Emerging therapies for eosinophilic esophagitis

Abstract

Despite advances in the pathologic understanding of eosinophilic esophagitis (EoE), as of yet, no single agent has been approved by the US Food and Drug Administration to treat EoE. Off-label, EoE is currently treated by using the 3 Ds: drugs (particularly swallowed topical corticosteroids), dietary restriction, and endoscopic dilation. In the recent past, considerable progress in terms of EoE treatment has been made: (1) new EoE-specific steroid formulations optimizing mucosal deposition have been developed, which has culminated in recent approval of a budesonide effervescent tablet in Europe; (2) biologics used for other T_H2-mediated diseases, such as allergic asthma and atopic eczema, as well as purpose-developed biologics, have been studied in phase II trials in patients with EoE; and (3) novel dietary restriction strategies have evolved. Finally, further insights into the pathogenesis of EoE have revealed several novel disease mediators that might be targeted in the future. In the following article we will discuss recent advances in EoE treatment with regard to swallowed topical steroids, biological agents, dietary approaches, and novel molecular targets.

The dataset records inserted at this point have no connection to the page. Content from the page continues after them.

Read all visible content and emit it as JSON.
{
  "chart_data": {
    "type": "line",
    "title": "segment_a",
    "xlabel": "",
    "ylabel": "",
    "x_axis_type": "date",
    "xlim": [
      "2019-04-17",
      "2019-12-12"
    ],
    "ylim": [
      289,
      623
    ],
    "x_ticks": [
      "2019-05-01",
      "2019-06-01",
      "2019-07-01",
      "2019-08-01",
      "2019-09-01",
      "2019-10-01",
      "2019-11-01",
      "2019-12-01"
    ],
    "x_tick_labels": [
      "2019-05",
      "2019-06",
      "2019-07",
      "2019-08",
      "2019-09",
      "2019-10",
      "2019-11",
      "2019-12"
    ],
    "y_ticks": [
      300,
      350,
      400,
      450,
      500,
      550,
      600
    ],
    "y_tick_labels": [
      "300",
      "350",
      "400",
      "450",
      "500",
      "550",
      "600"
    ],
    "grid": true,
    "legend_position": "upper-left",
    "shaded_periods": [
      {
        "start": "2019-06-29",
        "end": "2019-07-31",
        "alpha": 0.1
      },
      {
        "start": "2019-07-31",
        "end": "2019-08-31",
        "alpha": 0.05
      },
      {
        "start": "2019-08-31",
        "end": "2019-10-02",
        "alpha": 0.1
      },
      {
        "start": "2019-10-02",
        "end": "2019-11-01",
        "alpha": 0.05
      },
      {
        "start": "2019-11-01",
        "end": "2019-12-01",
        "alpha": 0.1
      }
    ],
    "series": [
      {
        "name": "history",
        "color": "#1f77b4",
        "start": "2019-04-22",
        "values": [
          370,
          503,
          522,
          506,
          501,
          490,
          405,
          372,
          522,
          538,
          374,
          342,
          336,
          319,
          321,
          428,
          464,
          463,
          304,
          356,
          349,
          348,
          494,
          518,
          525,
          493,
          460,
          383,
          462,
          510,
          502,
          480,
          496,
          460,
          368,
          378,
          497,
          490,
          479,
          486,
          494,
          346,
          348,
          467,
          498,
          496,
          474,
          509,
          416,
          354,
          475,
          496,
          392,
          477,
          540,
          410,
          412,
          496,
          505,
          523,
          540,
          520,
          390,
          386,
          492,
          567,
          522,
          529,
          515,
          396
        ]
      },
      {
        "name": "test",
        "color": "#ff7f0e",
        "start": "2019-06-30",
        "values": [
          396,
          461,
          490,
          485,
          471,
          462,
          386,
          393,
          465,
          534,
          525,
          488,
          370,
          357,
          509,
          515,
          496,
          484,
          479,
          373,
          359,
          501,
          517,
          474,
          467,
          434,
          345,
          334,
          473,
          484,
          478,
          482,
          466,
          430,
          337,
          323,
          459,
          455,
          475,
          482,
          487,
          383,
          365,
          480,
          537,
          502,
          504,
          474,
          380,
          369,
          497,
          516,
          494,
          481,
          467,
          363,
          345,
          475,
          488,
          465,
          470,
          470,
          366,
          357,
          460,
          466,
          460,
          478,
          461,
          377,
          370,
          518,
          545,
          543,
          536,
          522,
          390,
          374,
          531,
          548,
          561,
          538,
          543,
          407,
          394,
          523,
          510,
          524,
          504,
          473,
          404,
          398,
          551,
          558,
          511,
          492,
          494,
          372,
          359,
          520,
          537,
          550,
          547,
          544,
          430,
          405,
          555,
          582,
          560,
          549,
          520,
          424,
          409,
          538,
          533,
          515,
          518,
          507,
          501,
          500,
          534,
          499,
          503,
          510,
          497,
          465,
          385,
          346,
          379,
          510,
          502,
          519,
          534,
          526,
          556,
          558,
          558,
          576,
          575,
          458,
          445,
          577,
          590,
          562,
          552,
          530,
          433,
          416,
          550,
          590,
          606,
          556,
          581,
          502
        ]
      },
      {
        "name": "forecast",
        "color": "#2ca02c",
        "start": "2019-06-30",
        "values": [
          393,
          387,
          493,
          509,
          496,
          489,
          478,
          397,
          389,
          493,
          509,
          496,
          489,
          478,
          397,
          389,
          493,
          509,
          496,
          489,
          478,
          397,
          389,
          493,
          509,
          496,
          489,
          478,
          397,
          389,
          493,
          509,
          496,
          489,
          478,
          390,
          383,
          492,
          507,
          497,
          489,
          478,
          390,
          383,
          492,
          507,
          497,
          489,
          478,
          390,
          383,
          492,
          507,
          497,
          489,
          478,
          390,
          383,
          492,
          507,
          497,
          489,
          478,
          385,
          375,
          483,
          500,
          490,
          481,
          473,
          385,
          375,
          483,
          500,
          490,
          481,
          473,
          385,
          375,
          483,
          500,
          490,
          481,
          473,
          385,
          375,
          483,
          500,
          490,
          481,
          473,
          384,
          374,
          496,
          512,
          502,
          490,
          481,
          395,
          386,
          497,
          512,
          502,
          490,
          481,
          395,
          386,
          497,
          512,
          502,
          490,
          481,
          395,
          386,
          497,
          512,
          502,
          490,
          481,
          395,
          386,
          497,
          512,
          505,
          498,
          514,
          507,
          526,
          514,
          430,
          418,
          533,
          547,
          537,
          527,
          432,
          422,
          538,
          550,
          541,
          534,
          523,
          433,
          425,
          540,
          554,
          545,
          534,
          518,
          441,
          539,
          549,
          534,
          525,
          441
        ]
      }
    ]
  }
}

Keywords: Eosinophilic esophagitis; biologics; diet; steroids; treatment.

FIGURE 1:

Development pipeline of EoE-specific programs over the last two decades with progression from phase I/II to phase III stage. EG, eosinophilic gastritis.

FIGURE 2:

Potential therapeutic targets in EoE. In a simplified model, esophageal epithelial cell-released TSLP and IL-33 can trigger Th2 response through involvement of basophils and IL-4. Th2 cells secrete IL-5 which – together with calcium channel-mediated eotaxin release from epithelial cells – results in eosinophil recruitment. Integrin α4β7 is expressed on lymphocytes and eosinophils. By binding to its vascular counterpart MAdCAM1, it mediates cell trafficking to the esophageal mucosa. Secretion of IL-9 (from eosinophils and Th9 cells) further drives epithelial barrier disruption (together with IL-13 from Th2 cells) and mast cell recruitment. Release of TGFβ (secreted by eosinophils and mast cells) perpetuates eosinophilic infiltration and drives tissue remodeling through activation of fibroblasts. Siglec-8 is selectively expressed on eosinophils and mast cells with a key role in apoptosis.